How to Detect Accidental Blocking Code in Async Rust
The Rust async story is extremely good and many people (like me) have already converted their networked applications to async.
In this post, I document some async/await
pitfalls and show you how to avoid them. Finally, how to debug a async program.
Blocking in async
The purpose of async runtime is to allow lightweight tasks to run cooperatively (as opposed to preemptive multitasking that OS schedulers use). Tasks need to voluntarily yield control back to the scheduling thread 1) periodically, 2) when the task is unable to proceed, 3) idle.
In this model, long running or blocking calls cause starvation and defeat the entire purpose of async - the worst possible scenario that can happen.
Long running computation
async fn foo(n: u64) {
for i in 0..n {
expensive(i);
}
}
In this example, async fn foo
calls a sync fn expensive
. So when this code is compiled to a single state machine, the state transition only happens after the loop finishes.

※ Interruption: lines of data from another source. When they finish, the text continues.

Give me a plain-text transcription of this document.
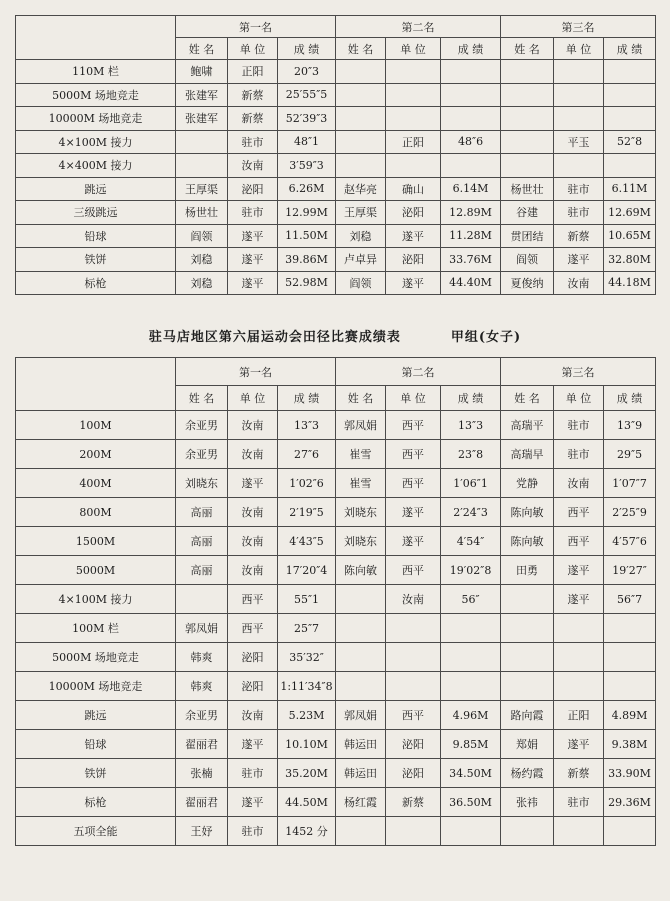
	第一名			第二名			第三名		
	姓 名	单 位	成 绩	姓 名	单 位	成 绩	姓 名	单 位	成 绩
110M 栏	鲍啸	正阳	20″3						
5000M 场地竞走	张建军	新蔡	25′55″5						
10000M 场地竞走	张建军	新蔡	52′39″3						
4×100M 接力		驻市	48″1		正阳	48″6		平玉	52″8
4×400M 接力		汝南	3′59″3						
跳远	王厚渠	泌阳	6.26M	赵华亮	确山	6.14M	杨世壮	驻市	6.11M
三级跳远	杨世壮	驻市	12.99M	王厚渠	泌阳	12.89M	谷建	驻市	12.69M
铅球	阎领	遂平	11.50M	刘稳	遂平	11.28M	贯团结	新蔡	10.65M
铁饼	刘稳	遂平	39.86M	卢卓异	泌阳	33.76M	阎领	遂平	32.80M
标枪	刘稳	遂平	52.98M	阎领	遂平	44.40M	夏俊纳	汝南	44.18M
驻马店地区第六届运动会田径比赛成绩表	甲组(女子)
	第一名			第二名			第三名		
	姓 名	单 位	成 绩	姓 名	单 位	成 绩	姓 名	单 位	成 绩
100M	余亚男	汝南	13″3	郭凤娟	西平	13″3	高瑞平	驻市	13″9
200M	余亚男	汝南	27″6	崔雪	西平	23″8	高瑞早	驻市	29″5
400M	刘晓东	遂平	1′02″6	崔雪	西平	1′06″1	党静	汝南	1′07″7
800M	高丽	汝南	2′19″5	刘晓东	遂平	2′24″3	陈向敏	西平	2′25″9
1500M	高丽	汝南	4′43″5	刘晓东	遂平	4′54″	陈向敏	西平	4′57″6
5000M	高丽	汝南	17′20″4	陈向敏	西平	19′02″8	田勇	遂平	19′27″
4×100M 接力		西平	55″1		汝南	56″		遂平	56″7
100M 栏	郭凤娟	西平	25″7						
5000M 场地竞走	韩爽	泌阳	35′32″						
10000M 场地竞走	韩爽	泌阳	1:11′34″8						
跳远	余亚男	汝南	5.23M	郭凤娟	西平	4.96M	路向霞	正阳	4.89M
铅球	翟丽君	遂平	10.10M	韩运田	泌阳	9.85M	郑娟	遂平	9.38M
铁饼	张楠	驻市	35.20M	韩运田	泌阳	34.50M	杨约霞	新蔡	33.90M
标枪	翟丽君	遂平	44.50M	杨红霞	新蔡	36.50M	张祎	驻市	29.36M
五项全能	王妤	驻市	1452 分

To avoid starvation, control needs to be voluntarily yielded back to the runtime with the task::yield_now
primitive (1, 2).
async fn foo(n: u64) {
for i in 0..n {
// yield every 10k iterations
if i % 10_000 == 0 {
task::yield_now().await;
}
expensive(i);
}
}
Blocking calls that you can’t change
Long running or blocking sync functions written by others that you can’t strategically insert yield_now.

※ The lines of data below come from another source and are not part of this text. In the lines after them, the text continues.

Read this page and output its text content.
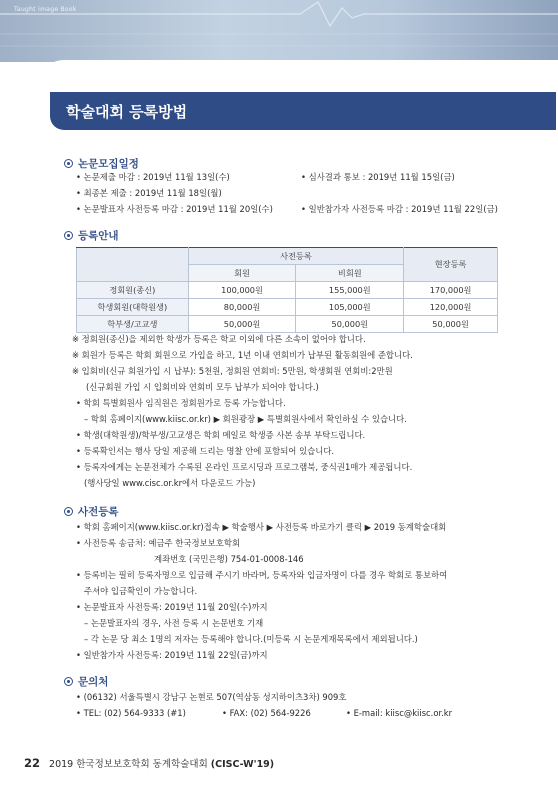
Taught image Book
학술대회 등록방법
논문모집일정
• 논문제출 마감 : 2019년 11월 13일(수)	• 심사결과 통보 : 2019년 11월 15일(금)
• 최종본 제출 : 2019년 11월 18일(월)
• 논문발표자 사전등록 마감 : 2019년 11월 20일(수)	• 일반참가자 사전등록 마감 : 2019년 11월 22일(금)
등록안내
	사전등록		현장등록
	회원	비회원	
정회원(종신)	100,000원	155,000원	170,000원
학생회원(대학원생)	80,000원	105,000원	120,000원
학부생/고교생	50,000원	50,000원	50,000원
※ 정회원(종신)을 제외한 학생가 등록은 학교 이외에 다른 소속이 없어야 합니다.
※ 회원가 등록은 학회 회원으로 가입을 하고, 1년 이내 연회비가 납부된 활동회원에 준합니다.
※ 입회비(신규 회원가입 시 납부): 5천원, 정회원 연회비: 5만원, 학생회원 연회비:2만원
(신규회원 가입 시 입회비와 연회비 모두 납부가 되어야 합니다.)
• 학회 특별회원사 임직원은 정회원가로 등록 가능합니다.
– 학회 홈페이지(www.kiisc.or.kr) ▶ 회원광장 ▶ 특별회원사에서 확인하실 수 있습니다.
• 학생(대학원생)/학부생/고교생은 학회 메일로 학생증 사본 송부 부탁드립니다.
• 등록확인서는 행사 당일 제공해 드리는 명찰 안에 포함되어 있습니다.
• 등록자에게는 논문전체가 수록된 온라인 프로시딩과 프로그램북, 중식권1매가 제공됩니다.
(행사당일 www.cisc.or.kr에서 다운로드 가능)
사전등록
• 학회 홈페이지(www.kiisc.or.kr)접속 ▶ 학술행사 ▶ 사전등록 바로가기 클릭 ▶ 2019 동계학술대회
• 사전등록 송금처: 예금주 한국정보보호학회
계좌번호 (국민은행) 754-01-0008-146
• 등록비는 필히 등록자명으로 입금해 주시기 바라며, 등록자와 입금자명이 다를 경우 학회로 통보하여
주셔야 입금확인이 가능합니다.
• 논문발표자 사전등록: 2019년 11월 20일(수)까지
– 논문발표자의 경우, 사전 등록 시 논문번호 기재
– 각 논문 당 최소 1명의 저자는 등록해야 합니다.(미등록 시 논문게재목록에서 제외됩니다.)
• 일반참가자 사전등록: 2019년 11월 22일(금)까지
문의처
• (06132) 서울특별시 강남구 논현로 507(역삼동 성지하이츠3차) 909호
• TEL: (02) 564-9333 (#1)	• FAX: (02) 564-9226	• E-mail: kiisc@kiisc.or.kr
22 2019 한국정보보호학회 동계학술대회 (CISC-W'19)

async fn bar(img: &[u8]) {
wave_function_collapse(&img);
write_128_tb_to_floppy();
block_until_september_ends();
}
There is a task::spawn_blocking
primitive which forces the runtime to spawn the sync task into a separate thread pool. Runtime gets notified when it finishes and joins. The thread gets recycled back into the threadpool.
task::spawn_blocking(|| {
pause_indefinitely();
expensive();
}).await;
Resource leak from Future
s that never complete
A long-running application could leak resources in the form of unexpectedly long-lived allocations. Assuming you are not doing anything obviously wrong, this is usually caused by some Future
that never completes. And without you knowing, the runtime keeps holding onto the Future
until the program gets killed by the kernel. This is usually in the realm of unknown unknown where “it sometimes breaks” functions cause all sorts of weird bugs that are impossible to avoid completely, but there are debugging techniques to find them in your async program.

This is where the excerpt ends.